I have always loved playing video games. I can’t remember a time when I wasn’t playing some kind of video game or another. Since PCs are my “thing” I thought it might be fun for you to get a glimpse at what PC games helped shape the gamer I eventually grew up to be. This list is about graphically-based games – there’s a whole world of text-based games and MUDs that I was involved in. Those experiences are for a different post.
Without a doubt, the number 1 multiplayer game of my youth would have to be none other than TradeWars 2002 [BIC]. I can’t even begin to count the number of hours I spent playing this game. Shoot, I even ran my own TW2002 server for a while, I loved it so much! This game is a classic example of the old adage, A Minute To Learn, A Lifetime To Master. The basics were simple: By low, sell high; avoid the strong, destroy the weak; Do good and play fair, or go the way of the pirate and pillage away.
You could form corporations, construct your own StarPorts (which would become valid trading posts for other players as well), claim and colonize planets, create your own planets with Genesis Devices, amass small armies and sprinkle them throughout the universe to collect tolls from passing traders, upgrade your planet to the point where you could even MOVE YOUR PLANET ACROSS SECTORS!! Holy Crap I’m getting all excited just thinking about it!!
This game, though primitive in it’s “MMO”ness and PvP, taught me a great deal about how players interact with each other inside the gaming environment. It is also a game that has stood the test of time… in a way. I’m not sure if someone with no previous TW2002 experience would be able to find excitement and joy in playing it, but I can honestly say there is solid gaming satisfaction (not just a quickly passing nostalgic satisfaction) in returning to this game today.
Legend of the Red Dragon
Legend of the Red dragon [BIC] (LoRD) was probably my first (graphical) fantasy multiplayer game. I use “multiplayer” loosely, as it was more a multi-user single-player game. True, you could fight other players, but you could only fight players in an AI mode – you weren’t actually fighting against the other player, merely their character which would be controlled by the AI inside your fight. As you can guess, the PvP kind of sucked – but you didn’t play LoRD for the direct-fight PvP. No, no… you played LoRD for the epeen PvP of Dragon Kills.
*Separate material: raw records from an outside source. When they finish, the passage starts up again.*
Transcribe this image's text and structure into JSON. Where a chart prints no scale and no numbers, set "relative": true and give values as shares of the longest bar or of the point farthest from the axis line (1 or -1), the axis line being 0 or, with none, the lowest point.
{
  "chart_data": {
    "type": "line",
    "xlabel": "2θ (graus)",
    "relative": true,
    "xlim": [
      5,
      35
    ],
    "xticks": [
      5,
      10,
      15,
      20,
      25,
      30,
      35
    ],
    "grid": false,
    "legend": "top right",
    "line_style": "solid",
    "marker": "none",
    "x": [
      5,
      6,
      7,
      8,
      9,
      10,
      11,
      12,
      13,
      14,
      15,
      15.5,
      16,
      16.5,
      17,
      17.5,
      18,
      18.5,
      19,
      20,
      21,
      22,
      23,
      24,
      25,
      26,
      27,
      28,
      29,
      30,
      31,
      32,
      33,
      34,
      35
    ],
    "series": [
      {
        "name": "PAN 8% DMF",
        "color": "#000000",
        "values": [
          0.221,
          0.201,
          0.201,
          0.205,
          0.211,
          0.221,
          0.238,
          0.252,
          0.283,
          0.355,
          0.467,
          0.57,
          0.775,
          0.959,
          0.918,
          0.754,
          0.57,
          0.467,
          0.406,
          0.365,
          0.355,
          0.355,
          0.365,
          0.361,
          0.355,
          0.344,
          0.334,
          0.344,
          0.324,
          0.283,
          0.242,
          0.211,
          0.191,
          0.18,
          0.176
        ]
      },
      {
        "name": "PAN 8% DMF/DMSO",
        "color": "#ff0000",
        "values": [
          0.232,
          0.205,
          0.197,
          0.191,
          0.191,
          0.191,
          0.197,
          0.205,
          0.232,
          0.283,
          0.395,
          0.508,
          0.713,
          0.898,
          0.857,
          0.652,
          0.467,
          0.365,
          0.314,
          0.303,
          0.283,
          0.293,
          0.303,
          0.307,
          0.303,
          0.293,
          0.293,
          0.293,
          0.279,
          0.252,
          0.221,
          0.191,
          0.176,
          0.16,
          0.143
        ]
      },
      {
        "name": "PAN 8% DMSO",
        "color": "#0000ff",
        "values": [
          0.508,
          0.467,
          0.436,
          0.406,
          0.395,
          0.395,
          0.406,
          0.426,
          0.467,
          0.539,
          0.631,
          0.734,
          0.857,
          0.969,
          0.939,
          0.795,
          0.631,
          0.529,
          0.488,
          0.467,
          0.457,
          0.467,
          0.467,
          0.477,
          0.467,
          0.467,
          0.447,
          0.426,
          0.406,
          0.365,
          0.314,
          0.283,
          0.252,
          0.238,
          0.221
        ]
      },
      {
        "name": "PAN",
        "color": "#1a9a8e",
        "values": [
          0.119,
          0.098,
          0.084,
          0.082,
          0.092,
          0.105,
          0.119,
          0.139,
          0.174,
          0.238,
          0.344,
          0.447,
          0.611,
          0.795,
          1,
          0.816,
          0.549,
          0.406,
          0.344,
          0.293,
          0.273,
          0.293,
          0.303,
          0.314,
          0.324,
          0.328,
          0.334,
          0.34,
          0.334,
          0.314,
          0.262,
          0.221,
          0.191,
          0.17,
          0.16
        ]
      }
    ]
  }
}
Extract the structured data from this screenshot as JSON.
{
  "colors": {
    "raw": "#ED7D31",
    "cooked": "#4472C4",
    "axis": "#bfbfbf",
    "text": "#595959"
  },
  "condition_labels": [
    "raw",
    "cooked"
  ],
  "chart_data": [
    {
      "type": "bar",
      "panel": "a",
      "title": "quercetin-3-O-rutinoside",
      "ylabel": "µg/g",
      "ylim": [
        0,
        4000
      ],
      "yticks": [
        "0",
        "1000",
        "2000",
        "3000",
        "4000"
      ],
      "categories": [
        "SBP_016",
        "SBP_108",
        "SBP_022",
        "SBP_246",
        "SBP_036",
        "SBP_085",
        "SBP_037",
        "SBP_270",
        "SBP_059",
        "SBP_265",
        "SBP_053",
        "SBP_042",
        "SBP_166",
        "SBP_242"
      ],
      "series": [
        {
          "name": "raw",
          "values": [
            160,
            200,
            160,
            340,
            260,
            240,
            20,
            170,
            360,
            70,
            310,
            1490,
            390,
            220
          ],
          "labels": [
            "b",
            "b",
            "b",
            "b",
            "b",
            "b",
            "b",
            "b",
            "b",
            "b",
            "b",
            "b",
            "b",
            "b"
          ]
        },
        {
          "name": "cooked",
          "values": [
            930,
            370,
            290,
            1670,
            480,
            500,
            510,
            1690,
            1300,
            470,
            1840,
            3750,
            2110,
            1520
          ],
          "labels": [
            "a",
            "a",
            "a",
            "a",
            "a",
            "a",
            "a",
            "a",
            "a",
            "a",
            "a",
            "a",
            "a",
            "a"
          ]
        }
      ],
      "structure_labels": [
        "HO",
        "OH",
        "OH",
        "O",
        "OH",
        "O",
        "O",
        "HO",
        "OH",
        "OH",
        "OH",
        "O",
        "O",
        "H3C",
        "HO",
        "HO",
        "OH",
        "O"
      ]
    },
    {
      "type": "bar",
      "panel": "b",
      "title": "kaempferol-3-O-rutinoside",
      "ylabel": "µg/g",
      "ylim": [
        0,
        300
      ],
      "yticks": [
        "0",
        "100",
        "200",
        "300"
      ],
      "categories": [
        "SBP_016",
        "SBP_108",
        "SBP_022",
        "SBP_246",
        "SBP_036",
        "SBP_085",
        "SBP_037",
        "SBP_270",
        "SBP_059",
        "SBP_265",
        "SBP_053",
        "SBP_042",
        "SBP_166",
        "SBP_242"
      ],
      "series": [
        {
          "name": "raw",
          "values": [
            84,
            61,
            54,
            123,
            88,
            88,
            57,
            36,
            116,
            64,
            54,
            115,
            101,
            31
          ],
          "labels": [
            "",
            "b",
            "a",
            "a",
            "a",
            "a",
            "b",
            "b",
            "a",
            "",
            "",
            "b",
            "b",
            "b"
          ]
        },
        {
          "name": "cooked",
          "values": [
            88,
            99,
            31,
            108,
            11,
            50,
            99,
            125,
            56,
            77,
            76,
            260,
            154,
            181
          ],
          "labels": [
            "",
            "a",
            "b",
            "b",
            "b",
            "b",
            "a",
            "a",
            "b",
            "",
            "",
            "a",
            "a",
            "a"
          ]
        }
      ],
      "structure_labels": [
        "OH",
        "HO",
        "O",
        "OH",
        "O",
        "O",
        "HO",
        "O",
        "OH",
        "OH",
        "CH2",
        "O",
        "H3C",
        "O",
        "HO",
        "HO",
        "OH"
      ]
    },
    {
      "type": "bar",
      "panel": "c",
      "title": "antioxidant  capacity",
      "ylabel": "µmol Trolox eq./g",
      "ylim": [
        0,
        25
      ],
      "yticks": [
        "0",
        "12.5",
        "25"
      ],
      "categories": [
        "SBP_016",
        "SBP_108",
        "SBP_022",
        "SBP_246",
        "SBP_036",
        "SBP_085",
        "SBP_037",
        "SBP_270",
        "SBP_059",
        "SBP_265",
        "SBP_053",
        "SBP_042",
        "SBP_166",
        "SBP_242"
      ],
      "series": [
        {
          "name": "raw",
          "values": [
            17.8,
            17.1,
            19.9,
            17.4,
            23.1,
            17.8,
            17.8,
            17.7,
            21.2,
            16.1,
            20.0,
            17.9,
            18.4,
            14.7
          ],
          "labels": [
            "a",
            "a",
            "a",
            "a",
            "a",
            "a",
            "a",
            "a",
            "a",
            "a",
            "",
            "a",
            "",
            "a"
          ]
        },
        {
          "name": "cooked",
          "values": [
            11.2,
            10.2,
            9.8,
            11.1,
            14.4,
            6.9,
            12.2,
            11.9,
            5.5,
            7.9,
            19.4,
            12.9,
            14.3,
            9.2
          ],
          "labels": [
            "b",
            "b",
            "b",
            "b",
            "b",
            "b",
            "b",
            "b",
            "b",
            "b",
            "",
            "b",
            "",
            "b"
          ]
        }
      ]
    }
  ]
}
When you killed the dragon, you started over again at level 1 and were expected to work your way back up to kill the dragon again, and again, and again. There were different names for the various levels depending on how many times you killed the dragon before, and different potential classes and races (depending on the BBS you played on) would also become available depending on the number of DKs you had racked up. Sometimes it translated into actual power, but most of the time it was simply bragging rites.
Player interactions were also interesting in that players could flirt with one another, get married, have sex, and even get pregnant (or contract VD)! If I remember correctly, this was pretty unique amongst the available Door Games [BIC] at the time – other than those written exclusively for the Adult section.
This game saw many spinoffs, including a recent web-based version called Legend of the Green Dragon, which is functionally identical in just about every way (that I can tell).
Solar (and Barren) Realms Elite
Solar Realms Elite [BIC] (SRE, 1990) and its sucsessor, Barren Realms Elite [BIC] (BRE, 1992) were functionally identical. They were, for all intense and purposes, the same game – just themed differently, which is why I’m lumping them together here.
I played both of these games, but found myself more drawn into BRE. A fact I’ve always found currious since I tend to be a huge fan of the sci-fi genre (see TW2002 above). In both of these games you control an empire, and attempt to expand that empire by acquiring specific types areas – areas of expansion were single-purposes areas, so if you needed to increase revenue you would try to acquire areas of tourism, for example.
You had to manage your empire in classic ways, by keeping the people happy, while making sure they were well fed, entertained, and secure. You would have to manage diplomacy with both computer, as well as player controlled neighboring empires. You could even raise an army and go to war with other players, which could quickly grow very costly, both in money and in lives.
One of the ways this game was unique, in my experiences, was its ability to connect with other BBSes! Your area could have a huge game of BRE going, with cross-BBS alliances and wars. It was mad fun.
[EDIT: Thanks to Josh, of the BBS Wiki, Break Into Chat, for the release-date corrections]
While not a BBS Door Game, Rogue is one of those games that sticks out in my mind as a classic example of fun gameplay. One of the fantastic things this game gave you was random dungeons – every time you played it, it was something new, and you never knew if your next step was going to be your last.
This was a very, very hard game. Each level you descended got progressively more difficult, and you ended up praying you didn’t see a letter nearby (monsters were represented by letters – ‘Z’ was for Zombie, as an example).
What made this game so much fun was the thrill of discovery mixed with the danger of knowing you could die at any moment. Finding treasure was an exhilarating experience in Rogue … in fact, I don’t think I’ve ever had as deep of a satisfaction in finding loot in any modern game, as I did in Rogue.
Over all, it was a very simple ASCII game, that managed to hit all the right buttons, at all the right times. Total win for me.